La vita va avanti, Louie si sposa con Cynthia, diventa padre di due figli, ma il ricordo dei campi è un tarlo che non lo abbandona e lo fa soffrire di stress post-traumatico; sarà la moglie, fervente cristiana evangelica, che lo aiuterà a trovare pace nella fede.
Sarà la sua salvezza. A una vita di odio e rancore, Louis Zamperini ne preferì una d’amore e perdono che lo porterà addirittura a voler incontrare alcuni dei suoi aguzzini per poterli abbracciare e dire loro che li aveva perdonati definitivamente.

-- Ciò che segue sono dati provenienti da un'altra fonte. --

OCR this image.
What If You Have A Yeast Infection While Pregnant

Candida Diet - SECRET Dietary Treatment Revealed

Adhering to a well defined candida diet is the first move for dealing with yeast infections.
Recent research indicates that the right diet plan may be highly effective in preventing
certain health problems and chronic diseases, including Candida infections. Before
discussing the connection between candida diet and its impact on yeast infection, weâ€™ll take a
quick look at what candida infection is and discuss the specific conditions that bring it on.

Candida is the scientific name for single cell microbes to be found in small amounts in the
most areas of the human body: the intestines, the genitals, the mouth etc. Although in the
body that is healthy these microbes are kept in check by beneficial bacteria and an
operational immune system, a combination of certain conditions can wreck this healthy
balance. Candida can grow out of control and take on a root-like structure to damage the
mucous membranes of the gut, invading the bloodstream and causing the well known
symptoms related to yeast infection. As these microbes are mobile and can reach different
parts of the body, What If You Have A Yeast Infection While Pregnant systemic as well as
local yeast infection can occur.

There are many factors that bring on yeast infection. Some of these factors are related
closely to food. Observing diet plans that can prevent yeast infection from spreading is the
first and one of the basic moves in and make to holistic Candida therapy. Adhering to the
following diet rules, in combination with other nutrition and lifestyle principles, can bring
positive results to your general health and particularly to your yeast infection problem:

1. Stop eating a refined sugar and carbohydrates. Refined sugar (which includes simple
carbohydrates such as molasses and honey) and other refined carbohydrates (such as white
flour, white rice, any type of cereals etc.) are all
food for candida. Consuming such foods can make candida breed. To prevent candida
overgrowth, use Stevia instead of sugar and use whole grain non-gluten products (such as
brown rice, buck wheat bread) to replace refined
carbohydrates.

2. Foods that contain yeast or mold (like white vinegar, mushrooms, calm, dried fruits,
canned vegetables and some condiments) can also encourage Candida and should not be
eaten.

Watanabe, lui sì prigioniero per sempre dei demoni che aveva scatenato, fu l’unico a rifiutare l’incontro
Il sogno ritorna
Più volte Louis Zamperini ha ricordato come non fosse stato il dolore fisico a farlo stare male, quanto il fatto che lo avessero svuotato di qualunque tipo di dignità e che solo il suo passato da mezzofondista lo avesse aiutato nei momenti più difficili.
In questo senso celebre è la sua citazione I’d made it this far and refused to give up because all my life I had always finished the race, emblema della sua perseveranza e di come sia importante arrivare fino in fondo alle proprie battaglie e finire la gara.
Il cerchio della vita riserva sempre sorprese e a Louis Zamperini riserva il ritorno di un sogno.
Nel 1998 Louis tornerà a Tokyo invitato a portare per un tratto la torcia olimpica in occasione dei Giochi invernali di Nagano.
La torcia che lui aveva lasciato sempre accesa anche nei momenti più bui della sua vita.
Louie non potrà assistere alla prima di Unbroken, il suo ultimo giro lo corre il 2 luglio 2014, qualche mese prima dell’uscita del film.
Si dice però che la sera, quando anche gli ultimi ragazzi hanno smesso di allenarsi, sulla pista di atletica del liceo di Torreance, nel profilo del giorno che lascia spazio alla notte, a volte si veda un’ombra leggera con un cappellino rosso fare la sua corsa.